Por: Jean Maninat
La política en el Reino Unido se distinguió por llevar en alto la flama de la supuesta flema que caracterizaría el temperamento de los británicos natos y bien educados. Un cierto distanciamiento frente a los acontecimientos, una compostura a toda prueba, y la armadura de un humor ácido e ingenioso cuyo mejor ejemplo es el catálogo de frases célebres -por ocurrentes- que se le atribuyen a Sir Winston Leonard Spencer Churchill. Con los años se ha hecho de él una figura caricaturesca con la que se suele adornar los jarros de cerveza que venden las tiendas de souvenir. Y, para colmo, excelentes actores lo han impostado ladrando como un irritable bulldog inglés. Poor dearest Winston!
Todos sabemos que detrás de ese sobrio donaire que ostentan las clases dominantes británicas, conviven toda clase de travesuras y bochinches, mucha frivolidad y una decadencia de museo de Madame Tussauds. Basta con pasearse por algunas de las series televisivas que retratan el infantil día a día de la Corona, o las querellas actuales entre dos mimados hermanos, para entender que su misión es enternecernos divertidamente con su pompa y circunstancia. El precio es alto a pagar para los contribuyentes británicos, pero las mayorías plebeyas lo asumen con leal entusiasmo, sobre todo si hay bodas reales.

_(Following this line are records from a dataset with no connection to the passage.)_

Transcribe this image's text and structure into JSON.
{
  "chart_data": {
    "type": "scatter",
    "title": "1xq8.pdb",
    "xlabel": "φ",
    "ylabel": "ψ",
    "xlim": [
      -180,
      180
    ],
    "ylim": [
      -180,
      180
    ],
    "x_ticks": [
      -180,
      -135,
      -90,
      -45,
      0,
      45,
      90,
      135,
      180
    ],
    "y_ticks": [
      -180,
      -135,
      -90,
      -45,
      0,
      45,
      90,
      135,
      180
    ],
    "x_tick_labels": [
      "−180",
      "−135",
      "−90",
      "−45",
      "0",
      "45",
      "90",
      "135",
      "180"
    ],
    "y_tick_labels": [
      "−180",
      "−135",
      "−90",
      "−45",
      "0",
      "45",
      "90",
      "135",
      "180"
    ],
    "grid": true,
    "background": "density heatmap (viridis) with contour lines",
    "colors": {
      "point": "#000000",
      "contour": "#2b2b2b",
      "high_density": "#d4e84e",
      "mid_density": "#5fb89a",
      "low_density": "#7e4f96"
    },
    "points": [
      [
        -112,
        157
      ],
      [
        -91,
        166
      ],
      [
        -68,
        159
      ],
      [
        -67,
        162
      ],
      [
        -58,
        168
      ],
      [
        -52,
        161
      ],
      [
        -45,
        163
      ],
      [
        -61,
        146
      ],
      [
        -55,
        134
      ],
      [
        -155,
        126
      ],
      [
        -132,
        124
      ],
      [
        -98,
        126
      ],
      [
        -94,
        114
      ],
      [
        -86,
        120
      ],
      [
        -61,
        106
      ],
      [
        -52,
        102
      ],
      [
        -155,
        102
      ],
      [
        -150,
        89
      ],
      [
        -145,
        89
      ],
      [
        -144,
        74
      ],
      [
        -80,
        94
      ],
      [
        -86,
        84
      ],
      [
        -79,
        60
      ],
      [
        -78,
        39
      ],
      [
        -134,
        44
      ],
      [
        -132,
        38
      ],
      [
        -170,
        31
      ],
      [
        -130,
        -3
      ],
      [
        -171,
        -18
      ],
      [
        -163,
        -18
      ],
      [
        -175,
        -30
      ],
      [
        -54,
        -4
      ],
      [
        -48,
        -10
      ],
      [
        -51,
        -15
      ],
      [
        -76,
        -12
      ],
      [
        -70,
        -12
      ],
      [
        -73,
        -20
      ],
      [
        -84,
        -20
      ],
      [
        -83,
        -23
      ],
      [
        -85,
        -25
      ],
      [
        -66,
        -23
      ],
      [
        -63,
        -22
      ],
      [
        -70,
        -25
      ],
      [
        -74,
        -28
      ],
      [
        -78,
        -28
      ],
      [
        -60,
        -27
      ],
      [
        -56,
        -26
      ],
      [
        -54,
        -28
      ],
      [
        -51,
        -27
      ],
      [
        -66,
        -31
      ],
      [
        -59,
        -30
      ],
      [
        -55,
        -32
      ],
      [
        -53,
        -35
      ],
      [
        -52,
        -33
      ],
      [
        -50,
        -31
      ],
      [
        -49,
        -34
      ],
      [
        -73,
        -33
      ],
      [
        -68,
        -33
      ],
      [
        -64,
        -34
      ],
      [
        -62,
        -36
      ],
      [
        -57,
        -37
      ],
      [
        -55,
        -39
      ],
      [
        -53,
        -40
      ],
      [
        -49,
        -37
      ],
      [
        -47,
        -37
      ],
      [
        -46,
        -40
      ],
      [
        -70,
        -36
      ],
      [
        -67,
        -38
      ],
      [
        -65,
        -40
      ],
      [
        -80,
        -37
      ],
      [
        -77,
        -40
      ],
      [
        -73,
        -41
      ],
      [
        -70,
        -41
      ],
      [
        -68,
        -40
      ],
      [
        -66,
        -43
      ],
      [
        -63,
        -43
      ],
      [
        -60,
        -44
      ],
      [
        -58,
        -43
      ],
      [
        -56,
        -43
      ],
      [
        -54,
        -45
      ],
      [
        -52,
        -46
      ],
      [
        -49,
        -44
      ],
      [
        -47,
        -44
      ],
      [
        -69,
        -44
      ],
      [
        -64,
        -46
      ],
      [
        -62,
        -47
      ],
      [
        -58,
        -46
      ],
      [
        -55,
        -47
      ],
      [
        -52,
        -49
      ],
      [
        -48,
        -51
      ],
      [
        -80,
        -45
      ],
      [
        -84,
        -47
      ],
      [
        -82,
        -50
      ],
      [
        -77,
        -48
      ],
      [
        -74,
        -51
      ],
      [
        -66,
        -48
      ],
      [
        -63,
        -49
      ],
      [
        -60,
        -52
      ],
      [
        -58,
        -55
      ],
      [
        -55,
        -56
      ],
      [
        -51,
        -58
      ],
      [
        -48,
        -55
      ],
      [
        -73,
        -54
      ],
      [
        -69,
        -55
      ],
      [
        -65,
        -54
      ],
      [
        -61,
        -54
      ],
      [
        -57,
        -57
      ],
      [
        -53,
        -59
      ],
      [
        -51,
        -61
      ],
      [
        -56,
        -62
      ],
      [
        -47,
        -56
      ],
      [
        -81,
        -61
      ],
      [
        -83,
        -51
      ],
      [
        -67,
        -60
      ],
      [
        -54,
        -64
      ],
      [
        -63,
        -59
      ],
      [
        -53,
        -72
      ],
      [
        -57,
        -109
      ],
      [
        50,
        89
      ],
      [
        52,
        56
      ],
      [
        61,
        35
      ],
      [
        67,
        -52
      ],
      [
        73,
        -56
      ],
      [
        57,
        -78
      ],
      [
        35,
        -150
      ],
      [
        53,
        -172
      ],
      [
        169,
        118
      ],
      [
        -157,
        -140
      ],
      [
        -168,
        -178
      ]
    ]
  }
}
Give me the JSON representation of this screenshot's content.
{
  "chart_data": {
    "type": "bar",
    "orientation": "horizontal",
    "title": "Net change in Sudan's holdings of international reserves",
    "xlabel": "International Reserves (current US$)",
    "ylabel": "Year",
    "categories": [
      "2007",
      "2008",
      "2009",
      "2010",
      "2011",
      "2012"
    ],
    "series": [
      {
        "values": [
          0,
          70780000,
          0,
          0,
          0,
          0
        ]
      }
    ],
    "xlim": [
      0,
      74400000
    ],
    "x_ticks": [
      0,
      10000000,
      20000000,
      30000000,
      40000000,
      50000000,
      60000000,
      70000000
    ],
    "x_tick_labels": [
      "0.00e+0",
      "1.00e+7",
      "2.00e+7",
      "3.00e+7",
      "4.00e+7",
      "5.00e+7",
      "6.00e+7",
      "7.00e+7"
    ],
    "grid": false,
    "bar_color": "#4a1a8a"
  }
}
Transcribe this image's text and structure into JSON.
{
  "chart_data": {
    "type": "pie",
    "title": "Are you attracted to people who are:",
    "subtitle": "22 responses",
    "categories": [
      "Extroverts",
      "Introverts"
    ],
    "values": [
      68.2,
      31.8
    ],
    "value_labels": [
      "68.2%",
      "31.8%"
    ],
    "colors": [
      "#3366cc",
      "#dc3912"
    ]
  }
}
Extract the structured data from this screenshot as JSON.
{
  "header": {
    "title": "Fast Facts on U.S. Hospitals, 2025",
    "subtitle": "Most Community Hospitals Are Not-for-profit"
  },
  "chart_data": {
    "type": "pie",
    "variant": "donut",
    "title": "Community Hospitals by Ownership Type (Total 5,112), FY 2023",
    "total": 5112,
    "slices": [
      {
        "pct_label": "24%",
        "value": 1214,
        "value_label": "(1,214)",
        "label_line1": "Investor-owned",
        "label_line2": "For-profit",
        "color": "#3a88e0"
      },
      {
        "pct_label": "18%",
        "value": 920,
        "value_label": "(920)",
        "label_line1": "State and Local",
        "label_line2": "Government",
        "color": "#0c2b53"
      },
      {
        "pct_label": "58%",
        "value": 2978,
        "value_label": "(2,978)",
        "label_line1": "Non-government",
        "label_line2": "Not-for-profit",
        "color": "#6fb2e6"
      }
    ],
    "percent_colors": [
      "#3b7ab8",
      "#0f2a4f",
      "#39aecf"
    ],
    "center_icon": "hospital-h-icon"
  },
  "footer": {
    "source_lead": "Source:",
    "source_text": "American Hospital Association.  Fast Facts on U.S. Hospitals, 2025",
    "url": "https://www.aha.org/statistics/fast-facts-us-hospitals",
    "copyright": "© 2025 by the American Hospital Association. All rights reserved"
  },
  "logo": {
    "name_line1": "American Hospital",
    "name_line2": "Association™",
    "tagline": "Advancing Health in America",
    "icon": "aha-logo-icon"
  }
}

Pero el retrato no ha sido siempre rosa. John le Carré dedicó su extensa obra a desmenuzar los precipicios morales de los miembros de los servicios de espionaje británicos, que por años fueron el coto privado de las upper classes. La madeja de traiciones, delaciones, intereses burocráticos, infidelidades, retrata a seres que antes que aristócratas eran humanos como los que toman el metro, conspiran contra el nuevo jefe al llegar a la oficina, se emborrachan en el bar de la esquina, y sueñan con unas vacaciones en el mediterráneo, pero sin cónyuge. En su novela póstuma, Silverview, le Carré nos deja un regusto de esa estirpe de truhanes idealistas, animosos y luego desengañados que fueron la materia de su mundo literario, y de nuestro deleite.
Pero si de pícaros se trata, ninguno como Boris el Único. Ha tomado siglos para que el azar y la necesidad produjeran tamaño artificio biológico, capaz de poner en peligro la economía de su país con el Brexit, negar inicialmente la pandemia de COVID-19 y burlarse luego del esfuerzo de reclusión que exigió a sus conciudadanos mientras él y sus íntimos celebraban su cumpleaños con una fiestecita en 10 Downing Street en pleno confinamiento.
Es el modelo europeo del político lenguaraz y mentiroso que, en nombre de su supuesta lucha en contra de “la política tradicional”, quiere detonar la institucionalidad democrática. Es difícil precisar si el virus político populista que representa es el originario, o es de una cepa diferente de la que ya se instaló en Latinoamérica. A diferencia de sus pares más abajo del Río Grande, es un hombre culto, formado en Eton, y estudió Filología Clásica en Balliol College, Oxford. Lo que prueba que la cultura no vacuna en contra de la egocéntrica irresponsabilidad que ataca a los líderes populistas. Por el contrario, puede inflamarla.
Veremos qué sucede finalmente en la Cámara de los Comunes y si la investigación propuesta por la Policía Metropolitana de Londres tiene algún resultado. Al virus de Boris lo detiene el sentido común, pero actualmente es escaso, como su falta de modestia.